Ultrasound
Iscavets Veterinary Practice has a modern ultrasound machine with colour Doppler. This allows us to look inside the animal. Depending on your animal’s temperament, it is sometimes necessary to give a sedative.
Important: for this examination, your animal should not have eaten in the 12 hours preceding the examination. Water is not a problem. Also, do not allow your animal to urinate shortly before the examination.
For areas where there is a lot of air, ultrasound is less suitable. To get an image of the lungs, a radiography is better. For the abdomen, an ultrasound is more appropriate. It gives you an idea of the tissues themselves, where with a radiograph you only see the outlines of the organs. Moreover, you still have a good view if there is free fluid in the abdomen, where with a radiograph you can’t see anything.
Heart ultrasound
An ultrasound examination of the heart occupies a special place in medical imaging. This special subsection is performed at our clinic by colleague Frederic Bouvez, who visits monthly.
Digital radiography
Radiography is a secondary examination that is ideally suited for viewing bones and lungs. In some cases, it is also the preferred examination for the abdomen, if there is a lot of gas accumulation, for example. Iscavets veterinary practice has a modern digital radiography machine where the images are immediately linked to your animal’s file.
Most radiographs are taken on an awake animal. Nevertheless, sometimes a sedative or even a full anaesthetic is needed. In this case, we will ask you to keep your animal sober.

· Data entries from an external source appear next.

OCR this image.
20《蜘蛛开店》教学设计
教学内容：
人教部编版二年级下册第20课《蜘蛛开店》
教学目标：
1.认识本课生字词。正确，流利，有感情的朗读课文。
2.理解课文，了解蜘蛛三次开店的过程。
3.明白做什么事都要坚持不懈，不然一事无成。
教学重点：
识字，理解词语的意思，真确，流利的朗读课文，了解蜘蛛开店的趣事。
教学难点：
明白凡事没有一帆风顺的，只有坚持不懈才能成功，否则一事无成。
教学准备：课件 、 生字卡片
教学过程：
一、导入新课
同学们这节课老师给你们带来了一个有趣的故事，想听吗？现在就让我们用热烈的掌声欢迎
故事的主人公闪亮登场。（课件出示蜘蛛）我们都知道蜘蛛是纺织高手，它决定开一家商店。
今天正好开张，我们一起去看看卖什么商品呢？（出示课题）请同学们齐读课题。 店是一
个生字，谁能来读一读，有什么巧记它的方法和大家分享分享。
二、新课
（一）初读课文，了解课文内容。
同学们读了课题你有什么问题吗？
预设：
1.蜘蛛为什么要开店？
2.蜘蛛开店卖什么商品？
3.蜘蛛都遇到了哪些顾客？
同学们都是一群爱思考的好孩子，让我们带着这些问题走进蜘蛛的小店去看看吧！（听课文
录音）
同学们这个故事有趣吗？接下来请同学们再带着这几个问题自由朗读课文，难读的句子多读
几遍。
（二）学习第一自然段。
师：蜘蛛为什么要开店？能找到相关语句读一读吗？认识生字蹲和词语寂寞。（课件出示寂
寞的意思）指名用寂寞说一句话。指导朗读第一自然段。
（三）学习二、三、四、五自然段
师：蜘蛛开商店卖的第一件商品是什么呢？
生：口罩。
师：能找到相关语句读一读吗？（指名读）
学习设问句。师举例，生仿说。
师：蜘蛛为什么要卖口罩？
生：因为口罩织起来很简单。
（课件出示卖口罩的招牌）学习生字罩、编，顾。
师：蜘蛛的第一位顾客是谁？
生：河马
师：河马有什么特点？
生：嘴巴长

Dental digital radiography
To work according to standards, dental care is impossible without appropriate radiography equipment. These images provide a picture of the structure of the teeth, of the periodontal ligament, the jawbone and lesions on the roots. Thus, it can be seen which teeth can be saved and which cannot. This is the only way to achieve teeth that are not painful. Because admit it, tooth pain is really no laughing matter.
Other medical imaging
In veterinary medicine, too, developments are ongoing and medical imaging techniques such as a scanner (MRI, CT scan) and endoscopy are now within reach.
If such examinations prove useful and necessary, we are happy to refer you to a more specialised structure for this purpose.